The Pace That Kills is a 1928 American silent exploitation film directed by Norton S. Parker and William O'Connor. The film tells the story of two young people who get involved with a drug dealer and become addicted to opium and cocaine. The plot also dealt with amorality and prostitution. Similar to other movies of the genre, the final film was redone as a film of the same name in 1935 in a sound or "talkie" film format. Footage from The Pace That Kills was incorporated in the later film.

==Plot==
Eddie Bradley (Owen Gorin), a young farmboy leaves for the big city to get a job and find his sister, Grace (Florence Dudley). Eddie finds work in a department store and meets Fanny O'Rell (Virginia Roye), a city girl who introduces him to narcotics, and he falls into the clutches of drug dealers.

Now an addict, Eddie loses his job. He finally finds Grace but she has also become an addict and a prostitute to pay for his habit.

Both of them get involved with drug dealers and become opium/cocaine addicts, financially dependent on their dealers and in need.
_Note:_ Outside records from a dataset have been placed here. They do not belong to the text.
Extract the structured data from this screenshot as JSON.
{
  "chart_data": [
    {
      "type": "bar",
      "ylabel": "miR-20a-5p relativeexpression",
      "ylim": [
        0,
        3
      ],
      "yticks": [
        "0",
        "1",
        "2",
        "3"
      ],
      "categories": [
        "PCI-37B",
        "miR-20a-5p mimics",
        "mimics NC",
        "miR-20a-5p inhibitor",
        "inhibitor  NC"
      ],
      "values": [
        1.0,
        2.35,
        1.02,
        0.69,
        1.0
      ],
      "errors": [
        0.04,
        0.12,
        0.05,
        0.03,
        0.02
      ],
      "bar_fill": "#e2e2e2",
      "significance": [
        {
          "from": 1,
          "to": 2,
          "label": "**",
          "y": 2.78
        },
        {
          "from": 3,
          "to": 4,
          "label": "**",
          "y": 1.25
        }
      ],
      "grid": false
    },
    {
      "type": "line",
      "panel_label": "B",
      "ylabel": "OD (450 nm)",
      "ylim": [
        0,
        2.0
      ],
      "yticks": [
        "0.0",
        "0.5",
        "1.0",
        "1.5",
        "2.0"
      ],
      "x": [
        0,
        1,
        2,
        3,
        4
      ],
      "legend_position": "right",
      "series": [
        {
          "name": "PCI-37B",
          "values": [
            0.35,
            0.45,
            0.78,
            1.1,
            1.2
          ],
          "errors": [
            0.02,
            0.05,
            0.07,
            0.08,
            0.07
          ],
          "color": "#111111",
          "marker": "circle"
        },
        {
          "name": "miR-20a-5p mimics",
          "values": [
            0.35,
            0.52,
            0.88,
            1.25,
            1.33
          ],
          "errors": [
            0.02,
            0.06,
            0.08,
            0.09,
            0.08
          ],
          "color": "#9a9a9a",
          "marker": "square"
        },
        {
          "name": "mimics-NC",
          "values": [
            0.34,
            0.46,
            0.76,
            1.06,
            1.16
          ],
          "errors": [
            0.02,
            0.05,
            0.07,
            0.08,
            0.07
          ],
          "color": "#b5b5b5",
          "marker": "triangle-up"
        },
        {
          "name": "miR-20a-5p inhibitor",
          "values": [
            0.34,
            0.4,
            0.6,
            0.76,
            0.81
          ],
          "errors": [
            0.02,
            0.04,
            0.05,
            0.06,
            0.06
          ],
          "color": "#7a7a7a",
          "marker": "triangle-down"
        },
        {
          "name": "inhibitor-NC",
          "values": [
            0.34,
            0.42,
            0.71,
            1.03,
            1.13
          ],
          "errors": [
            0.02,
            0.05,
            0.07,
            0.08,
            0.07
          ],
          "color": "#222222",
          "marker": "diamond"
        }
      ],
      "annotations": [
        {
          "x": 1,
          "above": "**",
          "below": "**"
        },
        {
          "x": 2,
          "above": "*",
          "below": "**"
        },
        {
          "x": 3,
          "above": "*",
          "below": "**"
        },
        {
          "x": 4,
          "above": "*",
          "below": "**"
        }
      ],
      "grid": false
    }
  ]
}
Grace is jailed and Eddie is hospitalized, where, after months of agony, he is cured of his habit and allowed to return home to his family and his childhood sweetheart (Thelma Daniels).

==Cast==

- Owen Gorin as Eddie Bradley
- Thelma Daniels as Mary Jane, Eddie's Sweetheart
- Florence Turner as Mrs. Bradley
- Florence Dudley as Grace Bradley
- Harry Todd as Uncle Caleb
- Arnold Dallas as "Handsome Nick"
- Virginia Roye as Fanny O'Reilly

==Production==
The Pace That Kills was typical of the other films that Willis Kent produced during the 1920s, 1930s and 1940s that were a string of low-budget westerns and exploitation films, thinly disguised as cautionary tales.

==Reception==
The Pace That Kills was released and distributed via "State Rights", where local sales agents would then sell rights to individual theaters. The theater operators could play the film as often as they desired in an attempt to make as much profit as possible. The film was redone in 1935 as a sound film with the same title, and then re-issued in 1937 as The Cocaine Fiends.

===Preservation status===
A print of The Pace That Kills is preserved in the Library of Congress collection.